No End in Sight for Jailed Gulag Historian Yury Dmitriyev
PETROZAVODSK, RUSSIA - Thirty-five-year-old Katerina blinks away the start of tears and says she plans tomorrow to take to the jail warm clothing for winter to her father, Stalin-era historian Yury Dmitriyev.
His decades-long research to expose the scale of the late Communist leader’s terror have met with mounting criticism under Russian President Vladimir Putin and landed him in jail in the Karelian capital of Petrozavodsk in northwest Russia, on what his family and colleagues say are false charges leveled to silence him and to deter others from disrupting the rehabilitation of the late Soviet leader Joseph Stalin.

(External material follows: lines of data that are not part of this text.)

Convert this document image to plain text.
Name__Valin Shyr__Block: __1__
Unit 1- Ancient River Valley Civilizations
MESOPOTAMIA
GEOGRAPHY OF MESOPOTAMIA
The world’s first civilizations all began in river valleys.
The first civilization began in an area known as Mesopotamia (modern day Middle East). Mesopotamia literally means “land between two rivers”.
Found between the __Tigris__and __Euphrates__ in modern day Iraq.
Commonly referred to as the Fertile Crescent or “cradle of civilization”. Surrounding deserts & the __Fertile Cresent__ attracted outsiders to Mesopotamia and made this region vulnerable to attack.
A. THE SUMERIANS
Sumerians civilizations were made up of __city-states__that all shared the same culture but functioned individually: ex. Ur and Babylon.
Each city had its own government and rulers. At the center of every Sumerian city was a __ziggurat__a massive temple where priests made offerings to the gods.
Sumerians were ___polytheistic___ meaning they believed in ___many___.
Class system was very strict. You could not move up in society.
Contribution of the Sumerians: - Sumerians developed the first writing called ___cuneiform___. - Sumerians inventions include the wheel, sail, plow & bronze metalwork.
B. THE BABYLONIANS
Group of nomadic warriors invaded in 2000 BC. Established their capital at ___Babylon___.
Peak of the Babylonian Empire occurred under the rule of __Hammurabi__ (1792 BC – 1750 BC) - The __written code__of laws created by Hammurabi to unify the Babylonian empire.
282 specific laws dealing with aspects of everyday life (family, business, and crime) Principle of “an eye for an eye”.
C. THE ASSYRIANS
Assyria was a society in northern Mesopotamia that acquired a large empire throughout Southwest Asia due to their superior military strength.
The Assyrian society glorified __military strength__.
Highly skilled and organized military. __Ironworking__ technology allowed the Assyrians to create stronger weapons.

A slender woman with short-cropped dark hair, she agrees she is as obstinate as her 63-year-old father, a stubbornness softened in both their cases by a lively sense of humor. She laughs recalling the battles they have had over the years. “We have the same character,” she says. “He's a great father. And he's not just my father. He's a friend. And I miss him. He's my best friend.”
His importance in her life and the lives of her two children has become even greater in the wake of her husband’s death six years ago. She had to give up her work to campaign for her father and she visits him twice a month. She says he is holding up but feels the loss of access to serious books. “We aren’t allowed to take him any,” she says. “The prison authorities say we can donate books to the library, but then they add they don’t need any.”
Her obstinacy is crucial now — as is his — battling what Katerina and Dmitriyev’s colleagues say is a state effort to discredit him.